Pavarotti: No ID, No Bed!

“Having one of the most famous faces in Italy, much less the world, did not help Luciano Pavarotti get a room for the night. Not carrying any personal identification, the famous tenor was turned away from the four-star Sheraton Hotel in Padua, Italy. Pavarotti was in Italy to receive in international award and had booked a room at the hotel but could not comply with local requirements to show valid ID. Someone else apparently took him in. He appeared rested and relaxed the next day.” (From the January 2001 issue.)

Audition Blunders!

“Here are some useful tales of singers who took themselves right out of the running not by singing badly—but because of the way they announced their arias.

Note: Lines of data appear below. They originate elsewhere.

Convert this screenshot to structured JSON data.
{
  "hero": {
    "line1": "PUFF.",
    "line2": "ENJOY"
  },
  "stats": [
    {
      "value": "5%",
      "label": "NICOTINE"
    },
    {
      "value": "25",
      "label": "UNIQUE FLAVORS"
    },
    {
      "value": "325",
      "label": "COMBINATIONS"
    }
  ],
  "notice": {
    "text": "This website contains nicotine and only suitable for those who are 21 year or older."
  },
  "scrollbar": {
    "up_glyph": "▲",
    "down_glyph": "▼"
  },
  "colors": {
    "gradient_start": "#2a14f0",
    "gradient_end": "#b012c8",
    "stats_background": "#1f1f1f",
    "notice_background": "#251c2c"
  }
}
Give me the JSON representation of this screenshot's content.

“A tenor said he would sing the ‘Death of Otello,’ which, in our experience is usually a gasp rather than an aria.
Whether you’re singing the death scene of Otello, Rodrigo, Cio-Cio San or anybody else you know, it’s best to announce the text by which the aria is known (“Per me guinto” from the death of Roderigo from Don Carlos, for example). That lets the auditioners know whether you’re intending to sing for five minutes or five seconds—and make appropriate arrangements.

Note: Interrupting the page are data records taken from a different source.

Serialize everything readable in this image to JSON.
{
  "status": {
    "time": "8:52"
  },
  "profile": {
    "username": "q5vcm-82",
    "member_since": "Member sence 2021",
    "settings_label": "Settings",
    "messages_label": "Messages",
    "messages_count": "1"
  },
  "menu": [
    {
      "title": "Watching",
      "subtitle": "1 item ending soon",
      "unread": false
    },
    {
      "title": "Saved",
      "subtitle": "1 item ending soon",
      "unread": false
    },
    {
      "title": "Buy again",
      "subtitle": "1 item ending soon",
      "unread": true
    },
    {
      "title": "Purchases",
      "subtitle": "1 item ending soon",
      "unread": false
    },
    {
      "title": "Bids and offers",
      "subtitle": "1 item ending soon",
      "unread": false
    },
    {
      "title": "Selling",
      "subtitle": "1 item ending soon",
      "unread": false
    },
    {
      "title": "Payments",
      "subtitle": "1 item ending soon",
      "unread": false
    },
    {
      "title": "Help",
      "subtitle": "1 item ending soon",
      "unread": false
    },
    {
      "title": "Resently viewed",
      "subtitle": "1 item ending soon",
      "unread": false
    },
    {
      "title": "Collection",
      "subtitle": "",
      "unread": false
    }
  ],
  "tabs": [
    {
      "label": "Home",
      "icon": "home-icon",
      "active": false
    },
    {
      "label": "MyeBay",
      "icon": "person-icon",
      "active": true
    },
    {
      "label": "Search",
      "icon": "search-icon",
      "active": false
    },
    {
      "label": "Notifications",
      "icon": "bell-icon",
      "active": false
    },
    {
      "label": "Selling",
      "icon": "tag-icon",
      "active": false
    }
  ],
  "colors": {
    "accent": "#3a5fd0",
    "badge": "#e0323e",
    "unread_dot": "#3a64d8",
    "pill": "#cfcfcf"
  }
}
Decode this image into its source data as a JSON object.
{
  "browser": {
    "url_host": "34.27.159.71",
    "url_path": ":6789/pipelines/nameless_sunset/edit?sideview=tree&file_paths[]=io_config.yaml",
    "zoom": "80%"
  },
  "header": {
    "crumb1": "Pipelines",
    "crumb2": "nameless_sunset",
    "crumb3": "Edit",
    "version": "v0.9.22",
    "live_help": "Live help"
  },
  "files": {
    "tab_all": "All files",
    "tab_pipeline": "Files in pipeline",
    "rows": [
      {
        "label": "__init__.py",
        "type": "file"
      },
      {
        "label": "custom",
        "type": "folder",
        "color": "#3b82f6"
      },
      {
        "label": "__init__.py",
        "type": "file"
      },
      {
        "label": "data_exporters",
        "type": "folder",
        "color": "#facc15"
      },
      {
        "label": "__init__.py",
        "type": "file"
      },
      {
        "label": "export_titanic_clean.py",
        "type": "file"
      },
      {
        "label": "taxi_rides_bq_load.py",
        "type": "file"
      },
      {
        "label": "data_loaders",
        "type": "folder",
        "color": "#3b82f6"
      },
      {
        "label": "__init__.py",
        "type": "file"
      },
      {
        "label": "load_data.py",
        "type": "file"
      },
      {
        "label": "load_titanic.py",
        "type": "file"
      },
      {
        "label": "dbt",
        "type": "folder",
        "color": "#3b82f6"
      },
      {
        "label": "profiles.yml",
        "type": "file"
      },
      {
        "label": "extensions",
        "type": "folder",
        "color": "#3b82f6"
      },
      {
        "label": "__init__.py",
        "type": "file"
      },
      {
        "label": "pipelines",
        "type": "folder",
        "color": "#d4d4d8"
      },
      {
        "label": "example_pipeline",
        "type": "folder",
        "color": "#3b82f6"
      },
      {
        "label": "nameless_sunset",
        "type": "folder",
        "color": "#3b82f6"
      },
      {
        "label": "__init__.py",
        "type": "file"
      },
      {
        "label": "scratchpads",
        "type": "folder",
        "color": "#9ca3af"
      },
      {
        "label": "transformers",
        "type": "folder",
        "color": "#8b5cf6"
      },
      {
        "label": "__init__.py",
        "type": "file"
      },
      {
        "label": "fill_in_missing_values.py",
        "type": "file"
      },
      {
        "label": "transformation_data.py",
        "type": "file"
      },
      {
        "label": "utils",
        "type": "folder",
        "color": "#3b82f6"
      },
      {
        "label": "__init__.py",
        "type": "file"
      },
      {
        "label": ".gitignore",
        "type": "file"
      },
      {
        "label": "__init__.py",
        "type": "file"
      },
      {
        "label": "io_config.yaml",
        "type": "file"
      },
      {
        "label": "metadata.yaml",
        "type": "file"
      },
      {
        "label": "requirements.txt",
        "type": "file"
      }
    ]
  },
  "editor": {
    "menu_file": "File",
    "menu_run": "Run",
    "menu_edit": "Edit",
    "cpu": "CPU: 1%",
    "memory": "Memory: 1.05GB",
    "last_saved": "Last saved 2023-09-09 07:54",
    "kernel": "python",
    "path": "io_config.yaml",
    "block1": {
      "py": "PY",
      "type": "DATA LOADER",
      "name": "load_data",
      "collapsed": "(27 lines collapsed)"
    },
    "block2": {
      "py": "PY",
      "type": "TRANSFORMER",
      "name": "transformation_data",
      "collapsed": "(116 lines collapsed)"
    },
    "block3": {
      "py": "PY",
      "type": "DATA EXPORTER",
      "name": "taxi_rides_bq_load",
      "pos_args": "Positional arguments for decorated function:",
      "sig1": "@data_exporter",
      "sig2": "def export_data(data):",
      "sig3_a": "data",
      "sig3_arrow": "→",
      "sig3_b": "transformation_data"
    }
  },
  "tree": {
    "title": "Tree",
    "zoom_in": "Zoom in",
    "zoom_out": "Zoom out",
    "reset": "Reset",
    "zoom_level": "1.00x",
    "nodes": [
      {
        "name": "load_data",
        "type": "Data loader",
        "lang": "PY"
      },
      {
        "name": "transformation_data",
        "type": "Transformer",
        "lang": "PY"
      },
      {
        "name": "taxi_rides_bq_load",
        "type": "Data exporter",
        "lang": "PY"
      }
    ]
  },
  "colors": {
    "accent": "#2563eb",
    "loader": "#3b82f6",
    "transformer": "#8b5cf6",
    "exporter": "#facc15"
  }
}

“And then there was the apprentice soprano who announced that she would sing the ‘Bijou Song from Fo.’ After mental gymnastics, the panel grasped that she was about to sing ‘The Jewel Song’ from Faust. The lesson? Hard to know where to begin. First, fledgling singers ought to be coached on the standard names for the pieces they sing. Second, anyone who thinks that Faust is pronounced ‘Fo’ will probably become a solfege teacher instead of an opera singer.” (From January 1993.)